02 Feb Effective AGMs
Companies cannot exist in isolation. Every organisation sits at the centre of a web of roles and responsibilities; interacting with investors and lenders, employees, suppliers and customers, and with the wider society.
In June 2022 we took a look at the strategic report, highlighting the importance of company reporting being fair, balanced, and understandable. But reporting is only one element of the dialogue between companies and their stakeholders. Annual General Meetings (AGMs) and other General Meetings (GMs) also play their part.
With this in mind the Financial Reporting Council (FRC) has released a good practice guide to meetings between companies and their shareholders. The guide lists seven steps covering both pre and post meeting actions as well as the meeting itself.
Following on from the need for clear and transparent reporting, the first steps in the guidance call for the information sent out prior to the meeting to be clear; ensuring that shareholders know what options they have to participate in the meeting, whether virtually or in person, and to engage with the discussion. Taking this need for engagement a step further, Principle 4 emphasises the need for shareholders to be able to raise questions pertinent to the meeting, with Principle 5 recommending that shareholders are able to either cast their vote in real time or by proxy.

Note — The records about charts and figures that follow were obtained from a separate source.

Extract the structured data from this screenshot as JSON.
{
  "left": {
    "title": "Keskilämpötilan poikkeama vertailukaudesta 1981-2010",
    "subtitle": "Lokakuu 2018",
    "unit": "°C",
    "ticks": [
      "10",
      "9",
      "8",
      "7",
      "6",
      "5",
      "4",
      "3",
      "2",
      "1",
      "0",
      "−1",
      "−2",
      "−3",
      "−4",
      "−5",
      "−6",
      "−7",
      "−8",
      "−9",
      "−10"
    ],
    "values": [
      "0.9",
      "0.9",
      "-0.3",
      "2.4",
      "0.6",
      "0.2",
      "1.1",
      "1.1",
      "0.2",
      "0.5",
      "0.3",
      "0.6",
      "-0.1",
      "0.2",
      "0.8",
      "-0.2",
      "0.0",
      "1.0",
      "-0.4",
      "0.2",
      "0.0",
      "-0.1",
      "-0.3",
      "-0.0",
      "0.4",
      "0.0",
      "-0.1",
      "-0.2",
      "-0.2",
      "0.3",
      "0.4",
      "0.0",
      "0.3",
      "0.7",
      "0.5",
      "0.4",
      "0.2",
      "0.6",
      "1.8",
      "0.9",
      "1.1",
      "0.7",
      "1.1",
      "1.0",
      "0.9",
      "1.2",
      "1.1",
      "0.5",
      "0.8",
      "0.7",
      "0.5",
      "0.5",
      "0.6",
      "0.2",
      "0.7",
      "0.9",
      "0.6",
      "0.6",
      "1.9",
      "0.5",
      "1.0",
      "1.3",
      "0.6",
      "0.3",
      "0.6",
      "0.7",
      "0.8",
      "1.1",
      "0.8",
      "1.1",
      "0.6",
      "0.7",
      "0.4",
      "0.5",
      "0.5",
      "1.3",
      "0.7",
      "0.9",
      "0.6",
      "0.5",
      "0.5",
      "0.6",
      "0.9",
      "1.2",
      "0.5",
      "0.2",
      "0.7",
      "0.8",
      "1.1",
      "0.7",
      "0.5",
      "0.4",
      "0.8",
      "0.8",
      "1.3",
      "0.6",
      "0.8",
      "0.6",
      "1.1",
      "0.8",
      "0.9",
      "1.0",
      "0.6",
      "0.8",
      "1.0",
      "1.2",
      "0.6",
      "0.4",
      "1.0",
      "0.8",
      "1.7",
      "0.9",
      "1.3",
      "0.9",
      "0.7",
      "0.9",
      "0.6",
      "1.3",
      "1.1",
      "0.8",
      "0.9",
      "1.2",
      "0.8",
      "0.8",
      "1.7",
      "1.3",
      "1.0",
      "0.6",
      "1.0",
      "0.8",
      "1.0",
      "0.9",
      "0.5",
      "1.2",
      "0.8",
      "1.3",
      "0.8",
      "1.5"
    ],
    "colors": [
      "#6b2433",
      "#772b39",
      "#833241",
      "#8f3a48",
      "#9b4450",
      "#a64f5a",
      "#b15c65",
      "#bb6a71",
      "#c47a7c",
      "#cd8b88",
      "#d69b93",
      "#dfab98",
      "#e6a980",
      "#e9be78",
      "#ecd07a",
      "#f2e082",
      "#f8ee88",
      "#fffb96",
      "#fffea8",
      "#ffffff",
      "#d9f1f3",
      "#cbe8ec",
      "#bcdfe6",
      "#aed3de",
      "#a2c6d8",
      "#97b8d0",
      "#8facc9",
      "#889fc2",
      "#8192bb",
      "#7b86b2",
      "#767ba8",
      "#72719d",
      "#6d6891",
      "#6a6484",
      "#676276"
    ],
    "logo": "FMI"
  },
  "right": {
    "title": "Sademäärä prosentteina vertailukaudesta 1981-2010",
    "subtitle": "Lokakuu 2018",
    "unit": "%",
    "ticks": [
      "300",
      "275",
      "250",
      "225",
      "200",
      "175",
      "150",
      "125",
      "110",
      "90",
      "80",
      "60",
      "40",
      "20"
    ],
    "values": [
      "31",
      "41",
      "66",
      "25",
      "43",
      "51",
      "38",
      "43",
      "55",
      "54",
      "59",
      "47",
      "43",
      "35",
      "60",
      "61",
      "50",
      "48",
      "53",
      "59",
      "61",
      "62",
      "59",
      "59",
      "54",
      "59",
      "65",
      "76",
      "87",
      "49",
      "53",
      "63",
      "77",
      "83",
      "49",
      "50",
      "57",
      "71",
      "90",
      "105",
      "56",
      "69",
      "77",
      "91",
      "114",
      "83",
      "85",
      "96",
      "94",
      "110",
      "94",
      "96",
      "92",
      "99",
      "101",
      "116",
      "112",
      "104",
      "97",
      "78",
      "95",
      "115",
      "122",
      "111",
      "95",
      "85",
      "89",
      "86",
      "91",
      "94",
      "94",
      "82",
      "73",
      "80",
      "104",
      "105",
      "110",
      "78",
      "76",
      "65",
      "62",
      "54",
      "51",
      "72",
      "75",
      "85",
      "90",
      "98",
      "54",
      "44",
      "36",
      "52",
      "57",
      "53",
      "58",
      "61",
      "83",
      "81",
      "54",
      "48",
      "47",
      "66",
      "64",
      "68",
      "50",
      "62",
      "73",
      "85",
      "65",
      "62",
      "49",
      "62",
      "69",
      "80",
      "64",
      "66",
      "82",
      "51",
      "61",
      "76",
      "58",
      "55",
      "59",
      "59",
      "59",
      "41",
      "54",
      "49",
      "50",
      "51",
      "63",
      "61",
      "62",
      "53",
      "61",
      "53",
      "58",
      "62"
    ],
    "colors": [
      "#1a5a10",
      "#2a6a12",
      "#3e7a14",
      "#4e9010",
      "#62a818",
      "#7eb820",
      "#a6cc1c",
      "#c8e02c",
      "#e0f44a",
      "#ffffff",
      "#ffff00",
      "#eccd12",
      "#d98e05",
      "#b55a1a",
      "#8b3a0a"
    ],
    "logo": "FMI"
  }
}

Highlighting the fact that company reports are not the only way for companies to disclose issues which shareholders may wish to consider, Principle 3 calls on the board to provide an update at the AGM on matters raised by stakeholder groups; provided these matters are considered to materially affect strategy, performance and culture. Principle 6 goes on to comment that companies should also be as transparent as possible with shareholders in relation to these and other matters which are discussed or raised at the meeting.
Finally, Principle 7 makes the point that effective and transparent shareholder engagement is not simply a once a year exercise. Ongoing engagement throughout the year not only helps shareholders to understand the direction of the company and any challenges it may be facing; it also helps them to assess their own investment risk/reward matrix.
Commenting on the guidance Peter Swabey, Policy & Research Director at The Chartered Governance Institute UK & Ireland, said: “The AGM has always been, and remains, a fundamental element of corporate governance and both the march of technology and the pandemic have seen us look at delivery of the AGM in new ways.” Echoing his words, Richard Stone, CEO of the Association of Investment Companies (AIC), said: “This guidance is helpful and timely, offering practical advice about how to make meetings work better for shareholders in a post-covid world, whether they are attending virtually or in person.”